A\G\D\G\A\D\U\

Per quanto riguarda i requisiti religiosi, la più antica costituzione massonica (quella di Anderson, 1723) dice solo che un massone "non dovrà mai essere uno stupido ateo né un libertino senza religione" se "comprende l'Arte correttamente".

La sola religione richiesta era "quella religione in cui tutti gli Uomini concorrono, tenendo per sé le loro particolari Convinzioni". I massoni non si trovano d'accordo nel definire "stupido" o "senza religione" degli aggettivi necessari o accidentali per "ateo" e "libertino". È possibile che l'ambiguità sia intenzionale.

Nel 1815, l'appena riunificata Gran Loggia Unita d'Inghilterra (UGLE) cambiò le Costituzioni di Anderson in senso più ortodosso: «qualunque sia la religione o il modo di praticarla, nessuno sarà escluso dall'Ordine, purché creda nel glorioso Architetto del cielo e della terra, e pratichi i sacri doveri della moralità».

Gli inglesi mettono in pratica questo articolo col richiedere al candidato la fede in un Essere Supremo e nella sua volontà rivelata; nonostante ciò possa ancora essere interpretato in modo non-deista, ciò rese più difficile per credenti non ortodossi l'ingresso nella massoneria.

Alla gloria.   L’invocazione “alla gloria del Grande Architetto dell’universo” è  conosciuta,  anche al di fuori della massoneria,  per la sua formula graficamente sintetica A.G.D.G.A.D.U. Nell’apertura dei lavori, l’invocazione è un tributo  dovuto al Principio Superiore (postulato dagli Antichi Doveri  dei liberi muratori),  ma costituisce anche una chiamata sacrale che sottolinea l’importanza del momento. Il Grande Architetto è un’àncora per i massoni, sia per i credenti che per i liberi pensatori; il suo nome così astrattamente concreto, induce tutti  i membri della loggia  a sentirsi proiettati verso l’alto.

La dicitura “a gloria di” potrebbe  far pensare a un profano che  i lavori di loggia conferiscano gloria al Grande Architetto.
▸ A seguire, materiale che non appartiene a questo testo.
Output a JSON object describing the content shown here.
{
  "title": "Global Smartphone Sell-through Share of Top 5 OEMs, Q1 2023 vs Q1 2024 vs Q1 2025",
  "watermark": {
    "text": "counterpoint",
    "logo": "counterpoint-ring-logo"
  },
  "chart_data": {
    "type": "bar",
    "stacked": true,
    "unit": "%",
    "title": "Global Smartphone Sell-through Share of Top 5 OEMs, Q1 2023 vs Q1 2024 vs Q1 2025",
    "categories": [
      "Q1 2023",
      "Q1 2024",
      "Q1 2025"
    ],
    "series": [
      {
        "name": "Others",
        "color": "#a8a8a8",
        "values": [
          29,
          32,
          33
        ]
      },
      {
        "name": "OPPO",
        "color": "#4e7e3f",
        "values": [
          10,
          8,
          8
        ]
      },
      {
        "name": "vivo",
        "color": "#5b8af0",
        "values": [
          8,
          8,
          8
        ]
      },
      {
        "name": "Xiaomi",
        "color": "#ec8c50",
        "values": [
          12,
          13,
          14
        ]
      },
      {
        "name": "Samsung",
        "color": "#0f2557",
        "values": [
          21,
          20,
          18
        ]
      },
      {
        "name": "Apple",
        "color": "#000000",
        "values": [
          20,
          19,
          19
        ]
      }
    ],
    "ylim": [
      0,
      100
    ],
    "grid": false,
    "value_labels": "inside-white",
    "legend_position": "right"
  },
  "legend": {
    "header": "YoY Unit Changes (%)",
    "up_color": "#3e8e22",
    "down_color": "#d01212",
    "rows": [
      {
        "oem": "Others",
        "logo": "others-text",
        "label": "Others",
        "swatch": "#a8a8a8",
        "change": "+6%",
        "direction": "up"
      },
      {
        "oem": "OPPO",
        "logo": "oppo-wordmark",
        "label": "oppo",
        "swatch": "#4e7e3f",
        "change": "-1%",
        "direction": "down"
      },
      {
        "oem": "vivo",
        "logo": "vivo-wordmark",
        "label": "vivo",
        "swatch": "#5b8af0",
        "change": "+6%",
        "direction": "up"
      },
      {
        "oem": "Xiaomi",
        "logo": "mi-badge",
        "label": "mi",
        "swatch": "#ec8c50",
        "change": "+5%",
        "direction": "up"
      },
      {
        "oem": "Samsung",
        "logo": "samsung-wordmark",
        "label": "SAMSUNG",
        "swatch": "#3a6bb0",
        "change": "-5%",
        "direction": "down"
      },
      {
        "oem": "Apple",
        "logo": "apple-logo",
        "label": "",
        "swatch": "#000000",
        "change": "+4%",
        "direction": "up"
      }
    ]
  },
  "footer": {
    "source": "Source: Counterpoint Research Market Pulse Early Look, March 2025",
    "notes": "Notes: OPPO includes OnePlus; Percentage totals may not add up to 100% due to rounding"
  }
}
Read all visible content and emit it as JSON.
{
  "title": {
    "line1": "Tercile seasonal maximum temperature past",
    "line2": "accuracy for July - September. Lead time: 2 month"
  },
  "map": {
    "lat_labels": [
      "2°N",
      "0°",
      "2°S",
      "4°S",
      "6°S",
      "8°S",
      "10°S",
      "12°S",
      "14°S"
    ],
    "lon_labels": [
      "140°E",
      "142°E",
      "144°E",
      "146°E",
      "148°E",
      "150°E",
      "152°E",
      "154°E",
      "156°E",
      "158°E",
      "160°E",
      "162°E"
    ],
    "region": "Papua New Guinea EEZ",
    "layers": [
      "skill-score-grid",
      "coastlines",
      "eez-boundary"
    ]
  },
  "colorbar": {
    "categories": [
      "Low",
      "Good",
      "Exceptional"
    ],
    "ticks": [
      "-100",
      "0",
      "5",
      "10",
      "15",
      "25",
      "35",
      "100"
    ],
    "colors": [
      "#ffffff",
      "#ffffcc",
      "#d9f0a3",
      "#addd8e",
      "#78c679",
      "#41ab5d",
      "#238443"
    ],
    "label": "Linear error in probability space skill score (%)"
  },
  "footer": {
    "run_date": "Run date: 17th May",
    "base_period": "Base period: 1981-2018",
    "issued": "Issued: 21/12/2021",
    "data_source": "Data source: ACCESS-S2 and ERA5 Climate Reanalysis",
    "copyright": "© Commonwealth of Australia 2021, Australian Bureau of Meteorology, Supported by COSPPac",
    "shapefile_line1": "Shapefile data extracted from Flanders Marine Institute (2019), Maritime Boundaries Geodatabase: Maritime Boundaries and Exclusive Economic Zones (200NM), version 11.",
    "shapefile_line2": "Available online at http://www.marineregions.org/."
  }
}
Sarebbe sciocco il presumerlo. La dicitura “alla gloria” non è un’esclusiva massonica; ricordiamo il motto dei gesuiti “Ad maiorem Dei gloriam” e quello dei templari “Non nobis, Domine, non nobis sed nomini tuo da gloriam”. E’ chiaro che  -in campi diversi- gli uomini intendono riconoscere la gloria, non conferirla. 

C’è da dire piuttosto che alla gloria dell’Architetto non vengono dedicati i lavori particolari, per quanto belli essi siano. Quel che i massoni dedicano alla gloria è il fatto stesso di lavorare; di aprire i lavori in quel modo che rende sacri lo spazio e il tempo, che protegge da ogni influenza negativa o maligna, che  cerca di mettere in relazione  ascendente con il principio spirituale simboleggiato dal Grande Architetto dell’universo.

Ecco perché qualche vecchio massone racconta di tornate sublimi in cui “non si fece niente”; si aprirono i lavori ritualmente con maestria assoluta e con tangibile intensità; si osservarono sette minuti di silenzio; si chiusero i lavori con altrettanta consapevolezza e precisione.  Sembra niente, ma invece  s’ era  dispiegata  tutta la potenza del rito.